How the Digital Supply Chain Will Transform Supply Chain Management
For companies like us at SL Controls that work daily with Industry 4.0 technologies, we talk a lot about business transformation. Implementing Industry 4.0 technologies is, of course, an evolutionary process, but the solutions and systems that we implement are transformational.
This applies to the digital supply chain too. Below are some of the main ways the digital supply chain transforms manufacturing businesses.
- With fewer manual processes in the supply chain, accuracy and speed improve. This improves the service you provide to customers. For example, the digital supply chain is an important component to achieving batch-size-of-one operational capabilities.

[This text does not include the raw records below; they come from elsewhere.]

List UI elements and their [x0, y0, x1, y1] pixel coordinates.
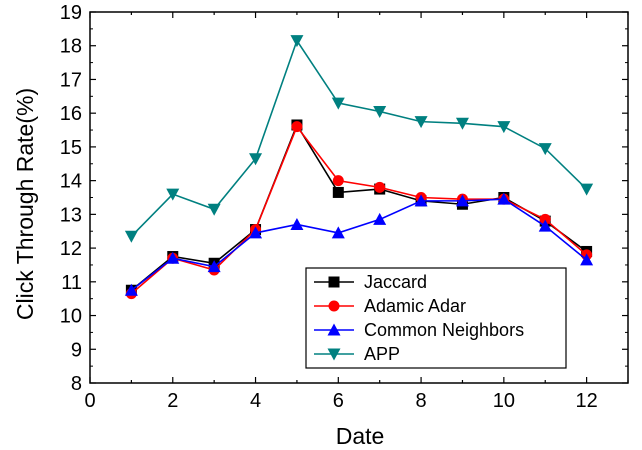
legend: Jaccard Adamic Adar Common Neighbors APP	[305, 267, 567, 369]
data-point-app	[497, 121, 511, 134]
x-tick-label: 8	[416, 390, 427, 412]
axes-ticks: 0 2 4 6 8 10 12 8 9 10 11 12 13 14 15 16 17 18 19	[60, 2, 629, 412]
y-tick-label: 14	[60, 171, 82, 193]
legend-label-app: APP	[364, 344, 400, 364]
y-tick-label: 12	[60, 238, 82, 260]
data-point-common-neighbors	[455, 194, 469, 207]
y-tick-label: 19	[60, 2, 82, 24]
y-axis-title: Click Through Rate(%)	[12, 88, 38, 320]
data-point-app	[331, 97, 345, 110]
legend-box	[305, 267, 567, 369]
data-point-common-neighbors	[580, 253, 594, 266]
series-line-adamic-adar	[130, 125, 588, 295]
y-tick-label: 11	[61, 272, 82, 294]
x-tick-label: 0	[84, 390, 95, 412]
legend-label-adamic-adar: Adamic Adar	[364, 296, 466, 316]
data-point-app	[455, 117, 469, 130]
series-line-jaccard	[130, 123, 588, 291]
data-point-app	[580, 183, 594, 196]
legend-marker-app	[327, 348, 341, 361]
series-common-neighbors	[124, 192, 594, 296]
data-point-common-neighbors	[497, 192, 511, 205]
y-tick-label: 16	[60, 103, 82, 125]
data-point-common-neighbors	[207, 260, 221, 273]
data-point-app	[124, 230, 138, 243]
data-point-app	[290, 35, 304, 48]
legend-label-common-neighbors: Common Neighbors	[364, 320, 524, 340]
data-point-app	[207, 203, 221, 216]
y-tick-label: 8	[71, 373, 82, 395]
series-line-app	[130, 38, 588, 237]
data-point-common-neighbors	[538, 219, 552, 232]
y-tick-label: 9	[71, 339, 82, 361]
x-tick-label: 4	[250, 390, 261, 412]
legend-marker-adamic-adar	[328, 300, 340, 312]
data-point-common-neighbors	[290, 217, 304, 230]
x-tick-label: 2	[167, 390, 178, 412]
y-tick-label: 10	[60, 306, 82, 328]
plot-area	[89, 11, 629, 384]
data-point-common-neighbors	[249, 226, 263, 239]
y-tick-label: 17	[60, 69, 82, 91]
y-tick-label: 15	[60, 137, 82, 159]
legend-label-jaccard: Jaccard	[364, 272, 427, 292]
data-point-app	[249, 153, 263, 166]
data-point-app	[414, 116, 428, 129]
data-point-common-neighbors	[124, 283, 138, 296]
legend-marker-common-neighbors	[327, 323, 341, 336]
data-point-common-neighbors	[166, 251, 180, 264]
data-point-common-neighbors	[331, 226, 345, 239]
x-tick-label: 10	[493, 390, 515, 412]
data-point-adamic-adar	[291, 121, 303, 133]
x-tick-label: 12	[575, 390, 597, 412]
data-point-adamic-adar	[374, 181, 386, 193]
data-point-common-neighbors	[373, 212, 387, 225]
data-point-app	[538, 143, 552, 156]
x-axis-title: Date	[336, 423, 385, 449]
legend-marker-jaccard	[328, 276, 340, 288]
data-point-common-neighbors	[414, 194, 428, 207]
series-line-common-neighbors	[130, 198, 588, 291]
data-point-app	[373, 105, 387, 118]
series-app	[124, 35, 594, 243]
data-point-jaccard	[332, 186, 344, 198]
data-point-adamic-adar	[539, 213, 551, 225]
data-point-app	[166, 188, 180, 201]
data-point-adamic-adar	[332, 175, 344, 187]
y-tick-label: 18	[60, 36, 82, 58]
y-tick-label: 13	[60, 204, 82, 226]
x-tick-label: 6	[333, 390, 344, 412]
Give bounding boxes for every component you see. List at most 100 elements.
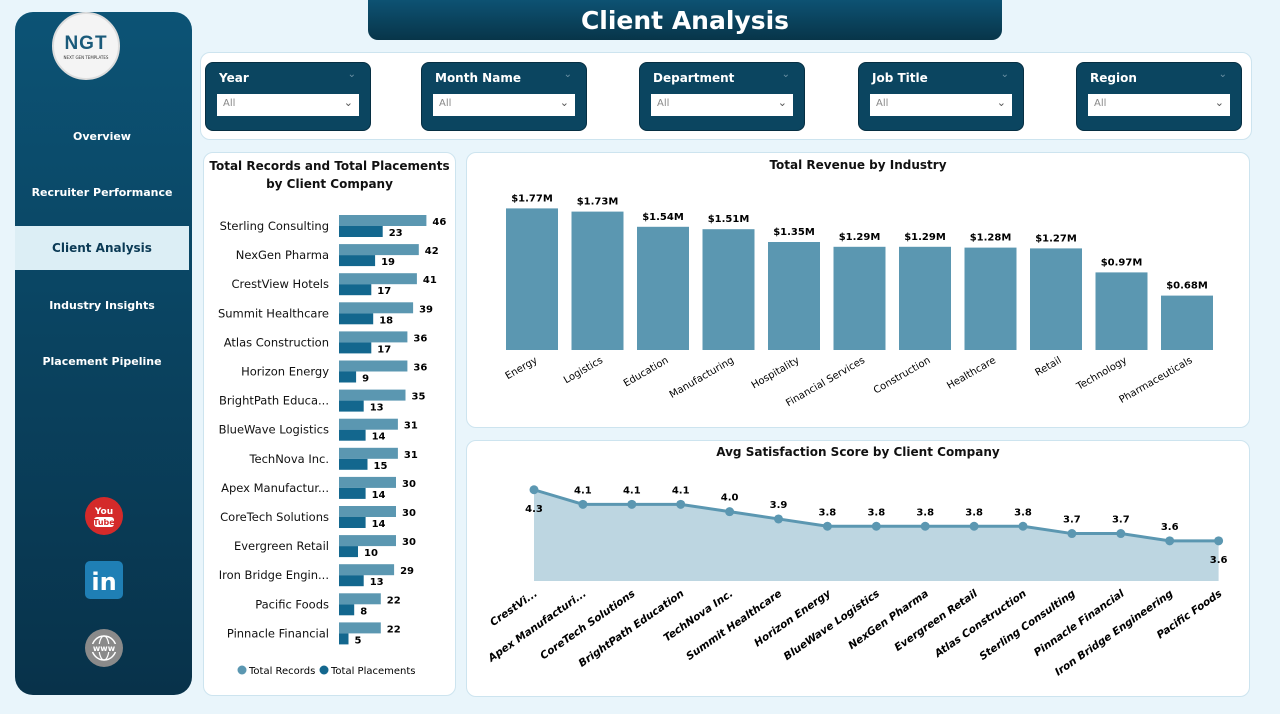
records-label: 30 <box>402 479 416 490</box>
revenue-bar <box>964 247 1017 350</box>
youtube-icon[interactable]: You Tube <box>84 496 124 536</box>
company-label: BlueWave Logistics <box>782 588 882 663</box>
industry-label: Construction <box>872 355 933 396</box>
filter-dropdown[interactable]: All ⌄ <box>870 94 1012 116</box>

- Predictive analytics, predictive maintenance, big data, and machine learning increases OEE and production uptime.
- The digital supply chain also enables predictive decision-making. Most manufacturing facilities currently look backward when analysing supply chain data. Companies with more advanced systems and processes have moved to a point where they have access to some real-time data. This is limited, however. Accurately predicting future outcomes and situations in the supply chain based on real-time data is the real game-changer, though. By moving to a digital supply chain and implementing other Industry 4.0 technologies, predictive data analysis is possible.
- With the digital supply chain, you can move away from repetitive tasks that generally do nothing more than keeping things ticking over in your supply chain. Instead, you can allocate resources to planning, strategy development, and performance improvement.
- The digital supply chain enables a more collaborative approach between different functions in your organisation as well as different elements in the supply chain. For example, the digital supply chain can align objectives and priorities while also increasing visibility and trust.
Moving Forward
The manufacturing operations that will remain competitive in the future will be those that move beyond the hybrid supply chain situation we have now, where there are digital components, but processes are manual and reactionary. The digital supply chain is the future.